Wardour Street, was almost deserted. Perhaps Dr. Kent was taking a Christmas break. The door at the foot of the stairs was open, and it occurred to him that he might be able to look through her files. That sent him tiptoeing across the court. When he looked up the stairs she had come out of her office and was waiting for him.
Her long face smiled as he clung to the doorway. His penis felt as if it had retreated into his crotch from cold and panic. “Happy Christmas, Danny,” she said. “Come right up.”
If he tried to step back he would fall on his face. That must be why she was smiling, grinning like a horse. The staircase seemed so long and steep he thought he would never reach the top. She went back into her office as if she were tired of waiting, and now he could creep out while she wasn’t watching, except that he wasn’t going to turn back and leave her unchallenged. She couldn’t keep him climbing the stairs forever, though he was sure she was trying. The thought seemed to release him, for almost at once he was at the top.
“Close the door.” She turned from the filing cabinet with a card in her hand. He stamped his feet—gray ice pattered down the stairs—and closed himself in. The glare of the frosted glass left “Know Yourself” in mirror writing on his eyes. “What brought you back to me?” she said.
He had to tell her what she must want to hear, though it tasted like bile in his mouth. “I need your help.”
“I’m glad you’ve come to that conclusion yourself.” But she didn’t sound altogether convinced. “What persuaded you?”
He felt his mouth stiffen. He had no answer at all. She would know he was lying, that he hadn’t come for help but to get the better of her. When she sat forward, he would have shrunk back, except that his spine was already digging into the chair. “Were you lonely over Christmas, was that it?”
He felt grateful, and then furious with himself for it.
“Yes.”
“I can see how you would be.” She was toying with his file card. “And is your manager still making you show films you don’t like?”
“Yes,” he said, relaxing, since that was true enough.
“They still don’t turn you on?”
“No,” he said, more relaxed.
“It sounds to me as if he needs
me too. What was the name of the cinema again? You told me but I’ve forgotten.”
“No I didn’t,” Danny said at once, beginning to enjoy himself.
“Oh, didn’t you? Well, never mind. I’m glad that sort of thing doesn’t appeal to you, Danny. Anyone who reads magazines like the ones you showed me has to be terrified of women. I’d like to get hold of their subscription list, I can tell you. It would keep a team of psychiatrists busy for years.”
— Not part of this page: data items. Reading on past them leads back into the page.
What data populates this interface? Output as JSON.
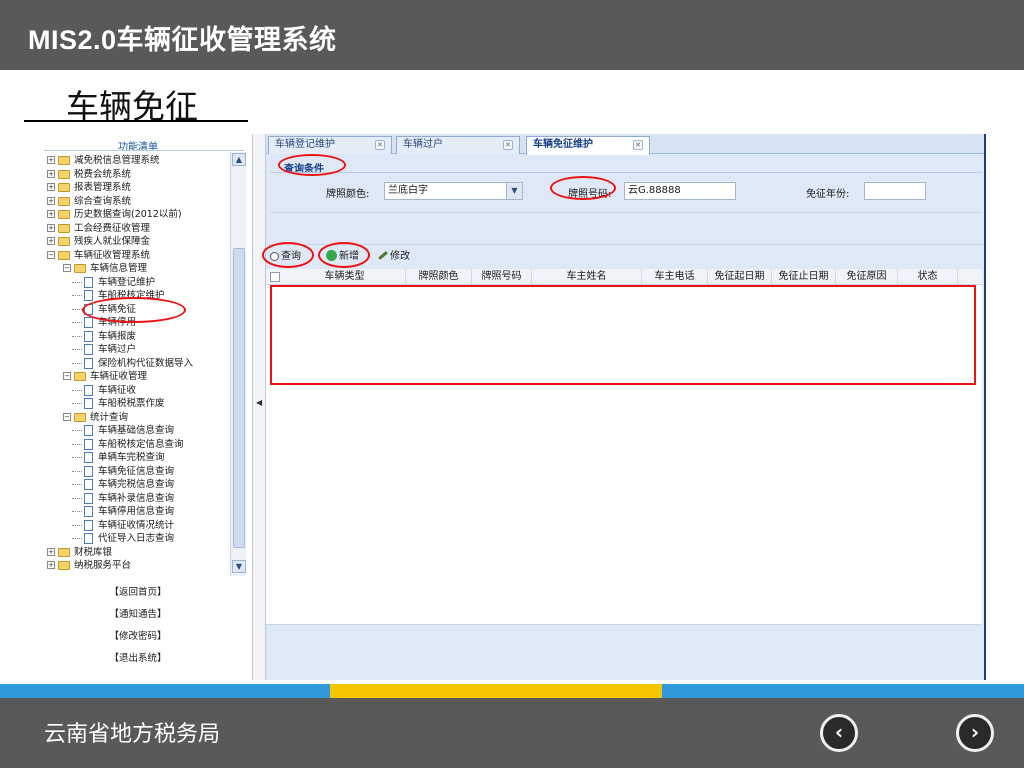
{
  "header": {
    "title": "MIS2.0车辆征收管理系统"
  },
  "subtitle": "车辆免征",
  "sidebar": {
    "title": "功能清单",
    "tree": [
      "减免税信息管理系统",
      "税费会统系统",
      "报表管理系统",
      "综合查询系统",
      "历史数据查询(2012以前)",
      "工会经费征收管理",
      "残疾人就业保障金",
      "车辆征收管理系统",
      "车辆信息管理",
      "车辆登记维护",
      "车船税核定维护",
      "车辆免征",
      "车辆停用",
      "车辆报废",
      "车辆过户",
      "保险机构代征数据导入",
      "车辆征收管理",
      "车辆征收",
      "车船税税票作废",
      "统计查询",
      "车辆基础信息查询",
      "车船税核定信息查询",
      "单辆车完税查询",
      "车辆免征信息查询",
      "车辆完税信息查询",
      "车辆补录信息查询",
      "车辆停用信息查询",
      "车辆征收情况统计",
      "代征导入日志查询",
      "财税库银",
      "纳税服务平台"
    ],
    "links": [
      "【返回首页】",
      "【通知通告】",
      "【修改密码】",
      "【退出系统】"
    ]
  },
  "tabs": [
    "车辆登记维护",
    "车辆过户",
    "车辆免征维护"
  ],
  "query": {
    "title": "查询条件",
    "color_label": "牌照颜色:",
    "color_value": "兰底白字",
    "plate_label": "牌照号码:",
    "plate_value": "云G.88888",
    "year_label": "免征年份:",
    "year_value": ""
  },
  "toolbar": {
    "search": "查询",
    "add": "新增",
    "edit": "修改"
  },
  "grid": {
    "columns": [
      "车辆类型",
      "牌照颜色",
      "牌照号码",
      "车主姓名",
      "车主电话",
      "免征起日期",
      "免征止日期",
      "免征原因",
      "状态"
    ]
  },
  "footer": {
    "org": "云南省地方税务局",
    "prev": "‹",
    "next": "›"
  },
  "colors": {
    "header_bg": "#595959",
    "stripe_blue": "#2f9ad9",
    "stripe_yellow": "#f6c700",
    "annotation": "#e11111"
  }
}
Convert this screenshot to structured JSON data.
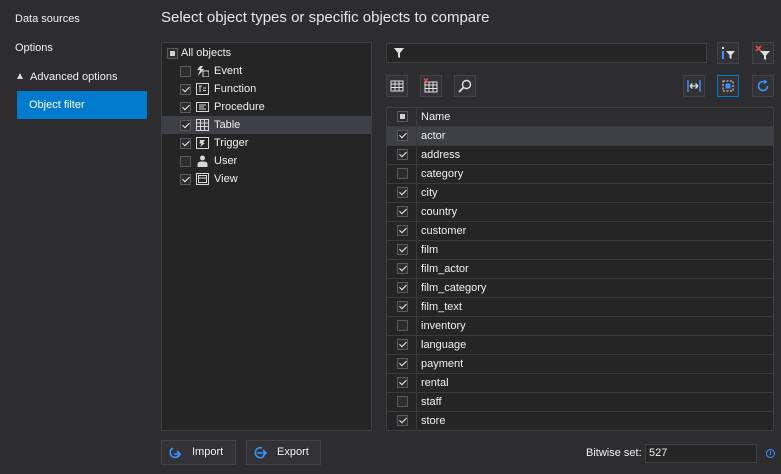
{
  "sidebar": {
    "items": [
      {
        "label": "Data sources"
      },
      {
        "label": "Options"
      },
      {
        "label": "Advanced options"
      },
      {
        "label": "Object filter"
      }
    ]
  },
  "heading": "Select object types or specific objects  to compare",
  "types": {
    "all_label": "All objects",
    "items": [
      {
        "label": "Event",
        "checked": false,
        "icon": "event-icon"
      },
      {
        "label": "Function",
        "checked": true,
        "icon": "function-icon"
      },
      {
        "label": "Procedure",
        "checked": true,
        "icon": "procedure-icon"
      },
      {
        "label": "Table",
        "checked": true,
        "icon": "table-icon",
        "selected": true
      },
      {
        "label": "Trigger",
        "checked": true,
        "icon": "trigger-icon"
      },
      {
        "label": "User",
        "checked": false,
        "icon": "user-icon"
      },
      {
        "label": "View",
        "checked": true,
        "icon": "view-icon"
      }
    ]
  },
  "filter": {
    "value": "",
    "icon": "filter-icon"
  },
  "list": {
    "header": "Name",
    "rows": [
      {
        "name": "actor",
        "checked": true,
        "selected": true
      },
      {
        "name": "address",
        "checked": true
      },
      {
        "name": "category",
        "checked": false
      },
      {
        "name": "city",
        "checked": true
      },
      {
        "name": "country",
        "checked": true
      },
      {
        "name": "customer",
        "checked": true
      },
      {
        "name": "film",
        "checked": true
      },
      {
        "name": "film_actor",
        "checked": true
      },
      {
        "name": "film_category",
        "checked": true
      },
      {
        "name": "film_text",
        "checked": true
      },
      {
        "name": "inventory",
        "checked": false
      },
      {
        "name": "language",
        "checked": true
      },
      {
        "name": "payment",
        "checked": true
      },
      {
        "name": "rental",
        "checked": true
      },
      {
        "name": "staff",
        "checked": false
      },
      {
        "name": "store",
        "checked": true
      }
    ]
  },
  "buttons": {
    "import": "Import",
    "export": "Export"
  },
  "bitwise": {
    "label": "Bitwise set:",
    "value": "527"
  },
  "colors": {
    "accent": "#007acc",
    "background": "#2d2d30",
    "panel": "#252526"
  }
}
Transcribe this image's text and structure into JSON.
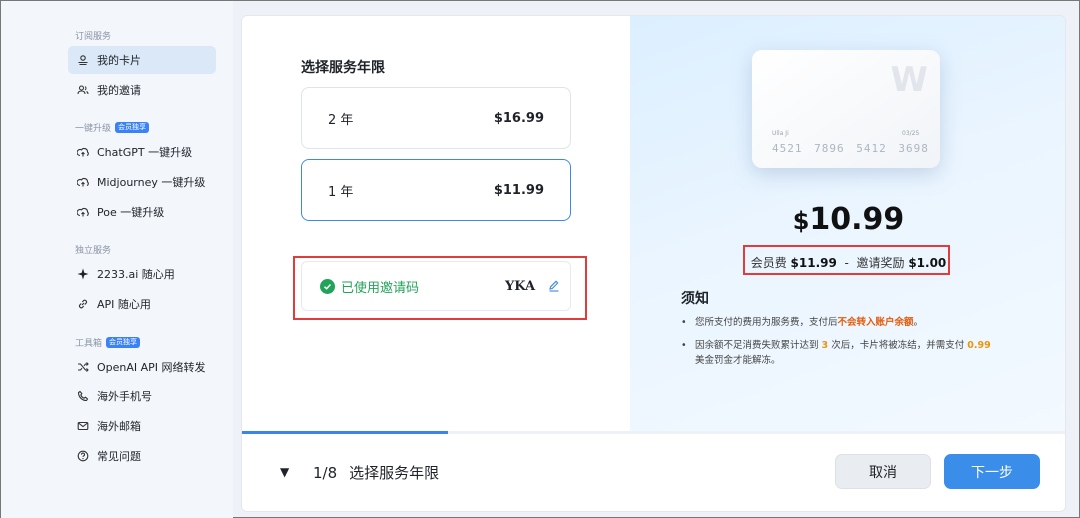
{
  "sidebar": {
    "sections": [
      {
        "title": "订阅服务",
        "badge": ""
      },
      {
        "title": "一键升级",
        "badge": "会员独享"
      },
      {
        "title": "独立服务",
        "badge": ""
      },
      {
        "title": "工具箱",
        "badge": "会员独享"
      }
    ],
    "items": [
      {
        "label": "我的卡片",
        "icon": "card-stack-icon"
      },
      {
        "label": "我的邀请",
        "icon": "users-icon"
      },
      {
        "label": "ChatGPT 一键升级",
        "icon": "upgrade-icon"
      },
      {
        "label": "Midjourney 一键升级",
        "icon": "upgrade-icon"
      },
      {
        "label": "Poe 一键升级",
        "icon": "upgrade-icon"
      },
      {
        "label": "2233.ai 随心用",
        "icon": "sparkle-icon"
      },
      {
        "label": "API 随心用",
        "icon": "link-icon"
      },
      {
        "label": "OpenAI API 网络转发",
        "icon": "shuffle-icon"
      },
      {
        "label": "海外手机号",
        "icon": "phone-icon"
      },
      {
        "label": "海外邮箱",
        "icon": "mail-icon"
      },
      {
        "label": "常见问题",
        "icon": "question-icon"
      }
    ],
    "active_index": 0
  },
  "left": {
    "title": "选择服务年限",
    "plans": [
      {
        "duration": "2 年",
        "price": "$16.99"
      },
      {
        "duration": "1 年",
        "price": "$11.99"
      }
    ],
    "selected_plan": 1,
    "invite": {
      "label": "已使用邀请码",
      "code": "YKA"
    }
  },
  "card": {
    "logo": "W",
    "holder": "Ulla Ji",
    "expiry": "03/25",
    "number": "4521 7896 5412 3698"
  },
  "summary": {
    "currency": "$",
    "amount": "10.99",
    "fee_label": "会员费",
    "fee_value": "$11.99",
    "separator": "-",
    "reward_label": "邀请奖励",
    "reward_value": "$1.00"
  },
  "notice": {
    "title": "须知",
    "item1_a": "您所支付的费用为服务费，支付后",
    "item1_b": "不会转入账户余额",
    "item1_c": "。",
    "item2_a": "因余额不足消费失败累计达到",
    "item2_b": "3",
    "item2_c": "次后，卡片将被冻结，并需支付",
    "item2_d": "0.99",
    "item2_e": "美金罚金才能解冻。"
  },
  "footer": {
    "step": "1/8",
    "step_label": "选择服务年限",
    "progress": 0.25,
    "cancel": "取消",
    "next": "下一步"
  },
  "colors": {
    "accent": "#3a8ee9",
    "success": "#22a35a",
    "highlight": "#e23b3b",
    "warning": "#e25b0a"
  }
}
“It’s all right reading about doing it to boys though, isn’t it? All those Billy Bunter books, all the school stories where the boys get beaten. They’re still in children’s libraries, I’ve seen them. Nobody tries to have them stopped. I wrote to the papers about them once but they never put my letter in.”
She was gazing wide-eyed at him. and he had a sudden dreadful feeling that he’d said too much. Eventually she said, “You see, you can talk. You shouldn’t be so afraid that people won’t listen.”
She was listening to make him talk. When she’d done that eleven years ago, she had nearly destroyed him. She gazed at him over her praying hands. “Tell me something, Danny. Have you ever asked a girl to go out with you?”
Now he knew to keep his mouth shut, but the trouble was that was an answer too. “Why not?” she said.
“Because I don’t need to.”
He’d meant to say he didn’t want to. He bit his tongue for playing tricks on him, bit until he heard the flesh crunch. “Not good enough.” she said. “You don’t believe it and neither do I. Why don’t you take a girl out and find out what it’s like? Are you scared your mother wouldn’t want you to?”
He pressed his aching tongue against the roof of his mouth and managed to say, “You leave my mum alone.”
“You know what it is, don’t you Danny? She’s scared of letting you do anything without her and that makes you scared of what might happen. You’d be free if it weren’t for her.”
He was on his feet before he knew it, his knees shoving the desk into her. “That’s not true,” he screamed.